What we have here are the fixin’s for tonight’s dinner: a Neapolitan Minestrone. There are as many types of Minestrone as there are regions in Italy and as may variations on those types as there are Nonne (Grandmas) in the regions. Guess this is going to be Nonno Willym’s version.
The recipe I’m using is from that classic of Italian Cooking Il cucchiaio d’argento (The Silver Spoon). Thankfully this 1200 page bible of Italian cooking has been translated into English and published by Phaidon in 2005 (back then the price in Euros was exactly the same as the price in USD – oh how times have changed.) Originally published in Italy in 1950 Cucchiaio was an attempt to preserve old recipes which were fast disappearing from household kitchens. Now in its 8th edition, some of the recipes have been updated to cater to current tastes but many of the old recipes remain – I know I’m just going to run out and get the ingredients for Brain Sauce*. The book is still a traditional wedding gift for an Italian bride (I know, I know but in many ways they’re still in a time warp here, hell women didn’t have the right to vote in Italy back in 1950.)

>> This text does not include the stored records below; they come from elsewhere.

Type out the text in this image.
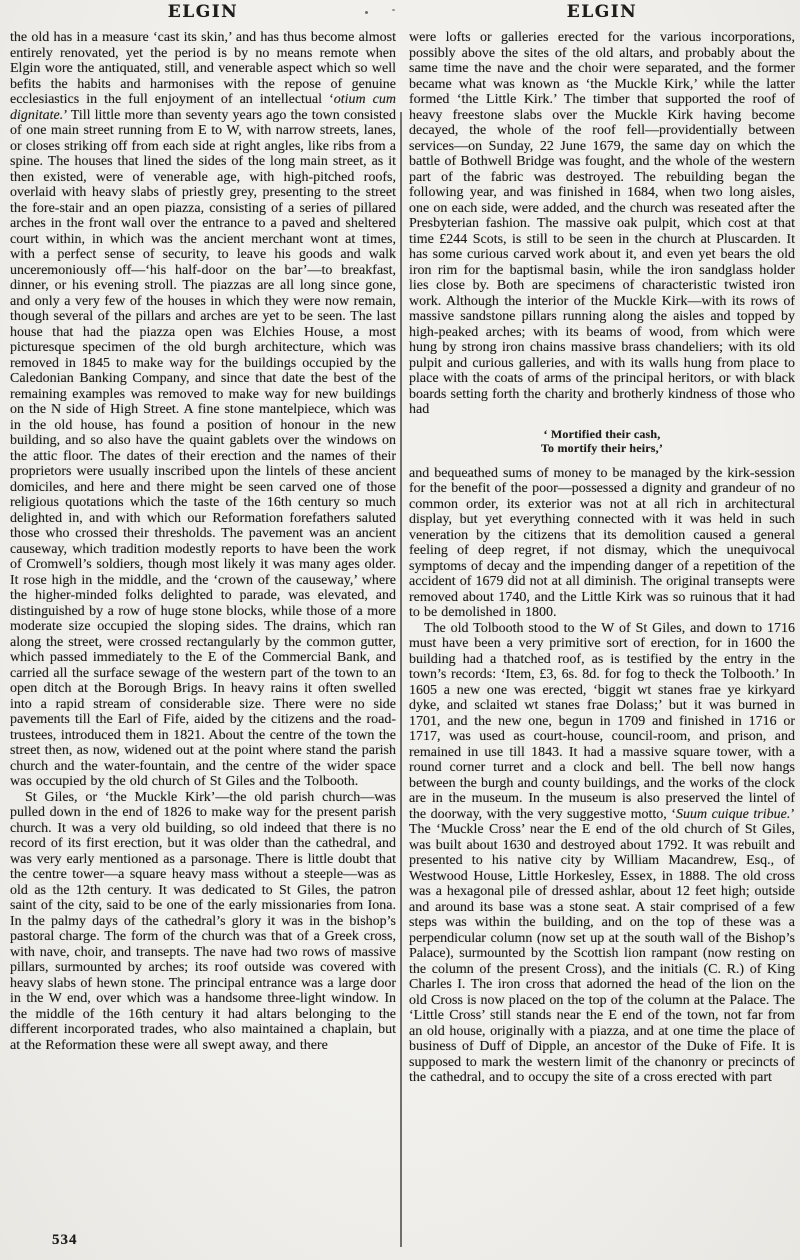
ELGIN

the old has in a measure ‘cast its skin,’ and has thus become almost entirely renovated, yet the period is by no means remote when Elgin wore the antiquated, still, and venerable aspect which so well befits the habits and harmonises with the repose of genuine ecclesiastics in the full enjoyment of an intellectual ‘otium cum dignitate.’ Till little more than seventy years ago the town consisted of one main street running from E to W, with narrow streets, lanes, or closes striking off from each side at right angles, like ribs from a spine. The houses that lined the sides of the long main street, as it then existed, were of venerable age, with high-pitched roofs, overlaid with heavy slabs of priestly grey, presenting to the street the fore-stair and an open piazza, consisting of a series of pillared arches in the front wall over the entrance to a paved and sheltered court within, in which was the ancient merchant wont at times, with a perfect sense of security, to leave his goods and walk unceremoniously off—‘his half-door on the bar’—to breakfast, dinner, or his evening stroll. The piazzas are all long since gone, and only a very few of the houses in which they were now remain, though several of the pillars and arches are yet to be seen. The last house that had the piazza open was Elchies House, a most picturesque specimen of the old burgh architecture, which was removed in 1845 to make way for the buildings occupied by the Caledonian Banking Company, and since that date the best of the remaining examples was removed to make way for new buildings on the N side of High Street. A fine stone mantelpiece, which was in the old house, has found a position of honour in the new building, and so also have the quaint gablets over the windows on the attic floor. The dates of their erection and the names of their proprietors were usually inscribed upon the lintels of these ancient domiciles, and here and there might be seen carved one of those religious quotations which the taste of the 16th century so much delighted in, and with which our Reformation forefathers saluted those who crossed their thresholds. The pavement was an ancient causeway, which tradition modestly reports to have been the work of Cromwell’s soldiers, though most likely it was many ages older. It rose high in the middle, and the ‘crown of the causeway,’ where the higher-minded folks delighted to parade, was elevated, and distinguished by a row of huge stone blocks, while those of a more moderate size occupied the sloping sides. The drains, which ran along the street, were crossed rectangularly by the common gutter, which passed immediately to the E of the Commercial Bank, and carried all the surface sewage of the western part of the town to an open ditch at the Borough Brigs. In heavy rains it often swelled into a rapid stream of considerable size. There were no side pavements till the Earl of Fife, aided by the citizens and the road-trustees, introduced them in 1821. About the centre of the town the street then, as now, widened out at the point where stand the parish church and the water-fountain, and the centre of the wider space was occupied by the old church of St Giles and the Tolbooth.

St Giles, or ‘the Muckle Kirk’—the old parish church—was pulled down in the end of 1826 to make way for the present parish church. It was a very old building, so old indeed that there is no record of its first erection, but it was older than the cathedral, and was very early mentioned as a parsonage. There is little doubt that the centre tower—a square heavy mass without a steeple—was as old as the 12th century. It was dedicated to St Giles, the patron saint of the city, said to be one of the early missionaries from Iona. In the palmy days of the cathedral’s glory it was in the bishop’s pastoral charge. The form of the church was that of a Greek cross, with nave, choir, and transepts. The nave had two rows of massive pillars, surmounted by arches; its roof outside was covered with heavy slabs of hewn stone. The principal entrance was a large door in the W end, over which was a handsome three-light window. In the middle of the 16th century it had altars belonging to the different incorporated trades, who also maintained a chaplain, but at the Reformation these were all swept away, and there

ELGIN

were lofts or galleries erected for the various incorporations, possibly above the sites of the old altars, and probably about the same time the nave and the choir were separated, and the former became what was known as ‘the Muckle Kirk,’ while the latter formed ‘the Little Kirk.’ The timber that supported the roof of heavy freestone slabs over the Muckle Kirk having become decayed, the whole of the roof fell—providentially between services—on Sunday, 22 June 1679, the same day on which the battle of Bothwell Bridge was fought, and the whole of the western part of the fabric was destroyed. The rebuilding began the following year, and was finished in 1684, when two long aisles, one on each side, were added, and the church was reseated after the Presbyterian fashion. The massive oak pulpit, which cost at that time £244 Scots, is still to be seen in the church at Pluscarden. It has some curious carved work about it, and even yet bears the old iron rim for the baptismal basin, while the iron sandglass holder lies close by. Both are specimens of characteristic twisted iron work. Although the interior of the Muckle Kirk—with its rows of massive sandstone pillars running along the aisles and topped by high-peaked arches; with its beams of wood, from which were hung by strong iron chains massive brass chandeliers; with its old pulpit and curious galleries, and with its walls hung from place to place with the coats of arms of the principal heritors, or with black boards setting forth the charity and brotherly kindness of those who had

‘ Mortified their cash,
To mortify their heirs,’

and bequeathed sums of money to be managed by the kirk-session for the benefit of the poor—possessed a dignity and grandeur of no common order, its exterior was not at all rich in architectural display, but yet everything connected with it was held in such veneration by the citizens that its demolition caused a general feeling of deep regret, if not dismay, which the unequivocal symptoms of decay and the impending danger of a repetition of the accident of 1679 did not at all diminish. The original transepts were removed about 1740, and the Little Kirk was so ruinous that it had to be demolished in 1800.

The old Tolbooth stood to the W of St Giles, and down to 1716 must have been a very primitive sort of erection, for in 1600 the building had a thatched roof, as is testified by the entry in the town’s records: ‘Item, £3, 6s. 8d. for fog to theck the Tolbooth.’ In 1605 a new one was erected, ‘biggit wt stanes frae ye kirkyard dyke, and sclaited wt stanes frae Dolass;’ but it was burned in 1701, and the new one, begun in 1709 and finished in 1716 or 1717, was used as court-house, council-room, and prison, and remained in use till 1843. It had a massive square tower, with a round corner turret and a clock and bell. The bell now hangs between the burgh and county buildings, and the works of the clock are in the museum. In the museum is also preserved the lintel of the doorway, with the very suggestive motto, ‘Suum cuique tribue.’ The ‘Muckle Cross’ near the E end of the old church of St Giles, was built about 1630 and destroyed about 1792. It was rebuilt and presented to his native city by William Macandrew, Esq., of Westwood House, Little Horkesley, Essex, in 1888. The old cross was a hexagonal pile of dressed ashlar, about 12 feet high; outside and around its base was a stone seat. A stair comprised of a few steps was within the building, and on the top of these was a perpendicular column (now set up at the south wall of the Bishop’s Palace), surmounted by the Scottish lion rampant (now resting on the column of the present Cross), and the initials (C. R.) of King Charles I. The iron cross that adorned the head of the lion on the old Cross is now placed on the top of the column at the Palace. The ‘Little Cross’ still stands near the E end of the town, not far from an old house, originally with a piazza, and at one time the place of business of Duff of Dipple, an ancestor of the Duke of Fife. It is supposed to mark the western limit of the chanonry or precincts of the cathedral, and to occupy the site of a cross erected with part

534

I’ve tried a few of the recipes and like most Italian recipes they are simple and quick but depend on the ingredients being fresh, preferably local and tasting the way they should.
1 bay leaf
1 small lamb’s brain, membranes and blood vessels removed (I should hope so) and soaked in water for 1 hour
2 eggs, hard-boiled
olive oil, for drizzling
1 baby onion, chopped
1 fresh parsley spring, chopped
1 tablespoon of capers, drained and rinsed
juice of 1 lemon, strained
Fill a large saucepan two-thirds full with water, add the bay leaf and bring to a boil. Drain the brain, add to the saucepan and cook for about 10 minutes. Drain the brain, place in a bowl and crush carefully with a wooden spoon. Shell and halve the eggs and scoop the yolks into the bowl. Stir the mixture, drizzling in the olive oil to obtain a pouring consistency. Stir in the onion and capers and season with lemon juice and salt to taste.
Service with boiled meats.
Unfortuantely I don’t like boiled meat.